The high school band members worked in behind them. In fact the whole high school, though I didn’t see Phyllis. There were some notes clenched in Dad’s hand as he started down the aisle. Mother’s choir broke into “Once to Every Man and Nation Comes the Moment to Decide.” All the plastic in the windows had blown out. Gold autumn light poured in, and a few bright leaves.
Dad turned at the front. He didn’t climb up into the pulpit and put himself above the rest of us. As Mother often pointed out, he was modest to a fault.
Behind me a television camera from WSOY rolled in. Dad saw that. He pointed at the camera crew and in a ringing voice said, “Take that thing out of here. This is a place of worship.” The crew fell back, and the congregation stirred. Dad looked somewhat surprised at himself.

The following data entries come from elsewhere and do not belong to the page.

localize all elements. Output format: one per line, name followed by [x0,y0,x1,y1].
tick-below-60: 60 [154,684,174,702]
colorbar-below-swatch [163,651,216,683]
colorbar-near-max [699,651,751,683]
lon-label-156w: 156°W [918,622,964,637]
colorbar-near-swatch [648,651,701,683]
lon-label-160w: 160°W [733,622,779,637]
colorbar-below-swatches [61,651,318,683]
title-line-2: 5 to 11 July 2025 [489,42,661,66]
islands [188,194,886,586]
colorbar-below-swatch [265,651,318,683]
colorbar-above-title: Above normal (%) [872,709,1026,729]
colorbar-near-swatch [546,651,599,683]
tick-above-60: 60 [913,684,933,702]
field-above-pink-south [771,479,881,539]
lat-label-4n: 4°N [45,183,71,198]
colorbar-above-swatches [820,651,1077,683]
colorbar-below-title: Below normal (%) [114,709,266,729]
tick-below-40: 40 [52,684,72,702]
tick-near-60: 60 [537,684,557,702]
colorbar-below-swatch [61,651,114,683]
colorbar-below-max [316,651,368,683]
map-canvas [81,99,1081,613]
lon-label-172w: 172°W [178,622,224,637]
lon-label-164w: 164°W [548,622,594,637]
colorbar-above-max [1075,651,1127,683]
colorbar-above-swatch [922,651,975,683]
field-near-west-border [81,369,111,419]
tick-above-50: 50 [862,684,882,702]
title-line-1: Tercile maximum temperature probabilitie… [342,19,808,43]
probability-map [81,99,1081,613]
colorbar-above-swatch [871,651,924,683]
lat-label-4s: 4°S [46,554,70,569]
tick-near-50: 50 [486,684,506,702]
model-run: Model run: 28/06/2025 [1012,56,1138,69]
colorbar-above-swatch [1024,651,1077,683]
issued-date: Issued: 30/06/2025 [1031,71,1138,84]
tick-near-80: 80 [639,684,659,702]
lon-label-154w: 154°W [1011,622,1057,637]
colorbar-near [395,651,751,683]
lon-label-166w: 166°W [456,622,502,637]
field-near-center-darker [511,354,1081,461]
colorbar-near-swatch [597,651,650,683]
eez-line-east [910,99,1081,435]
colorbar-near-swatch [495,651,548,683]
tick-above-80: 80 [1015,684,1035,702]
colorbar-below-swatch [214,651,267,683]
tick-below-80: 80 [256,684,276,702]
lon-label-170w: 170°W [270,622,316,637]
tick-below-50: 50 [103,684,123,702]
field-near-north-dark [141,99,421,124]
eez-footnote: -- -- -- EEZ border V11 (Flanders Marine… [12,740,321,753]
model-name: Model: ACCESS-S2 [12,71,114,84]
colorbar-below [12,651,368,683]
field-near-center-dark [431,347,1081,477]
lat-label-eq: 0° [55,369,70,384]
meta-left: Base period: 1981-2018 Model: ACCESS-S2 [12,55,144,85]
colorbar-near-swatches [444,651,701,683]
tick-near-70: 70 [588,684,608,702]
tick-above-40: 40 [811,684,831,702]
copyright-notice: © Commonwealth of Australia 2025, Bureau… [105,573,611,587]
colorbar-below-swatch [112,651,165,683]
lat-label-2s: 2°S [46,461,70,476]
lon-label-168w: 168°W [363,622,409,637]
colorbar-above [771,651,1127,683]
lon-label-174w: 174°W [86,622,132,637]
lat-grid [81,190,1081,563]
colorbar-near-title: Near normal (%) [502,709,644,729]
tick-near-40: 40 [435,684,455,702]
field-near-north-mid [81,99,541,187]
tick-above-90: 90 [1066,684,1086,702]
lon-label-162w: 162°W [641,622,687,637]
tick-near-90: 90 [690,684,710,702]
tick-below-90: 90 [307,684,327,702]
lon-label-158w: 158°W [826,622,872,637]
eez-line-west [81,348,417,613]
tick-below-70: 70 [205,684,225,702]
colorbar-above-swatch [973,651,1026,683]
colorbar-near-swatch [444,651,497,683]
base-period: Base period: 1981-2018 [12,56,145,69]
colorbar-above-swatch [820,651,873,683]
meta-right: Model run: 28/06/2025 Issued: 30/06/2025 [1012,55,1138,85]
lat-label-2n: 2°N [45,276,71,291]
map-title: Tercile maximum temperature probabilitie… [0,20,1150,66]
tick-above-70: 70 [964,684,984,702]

There was sudden silence except for the wasps in the eaves.
“‘Open your eyes and look at the fields!’” Dad intoned. “‘They are ripe for harvest.’”
Mrs. Dowdel spoke up from the front pew. “John. 4:35.”
The congregation craned and murmured. They’d never seen her in church.
Dad looked down at the table. Beside the princess’s box was a piece of painted pottery, maybe ancient, probably not.
Dad held it up. “‘We are the clay,’” he said, looking to heaven through the breaks in the roof. “‘You are the potter.’”
“Isaiah. 64:8,” Mrs. Dowdel responded.
“We’re here to remember those who came before us,” Dad said in his regular voice. “The stewards of this land that now we till, the place where we make our homes and build our lives and hold our children in our arms.”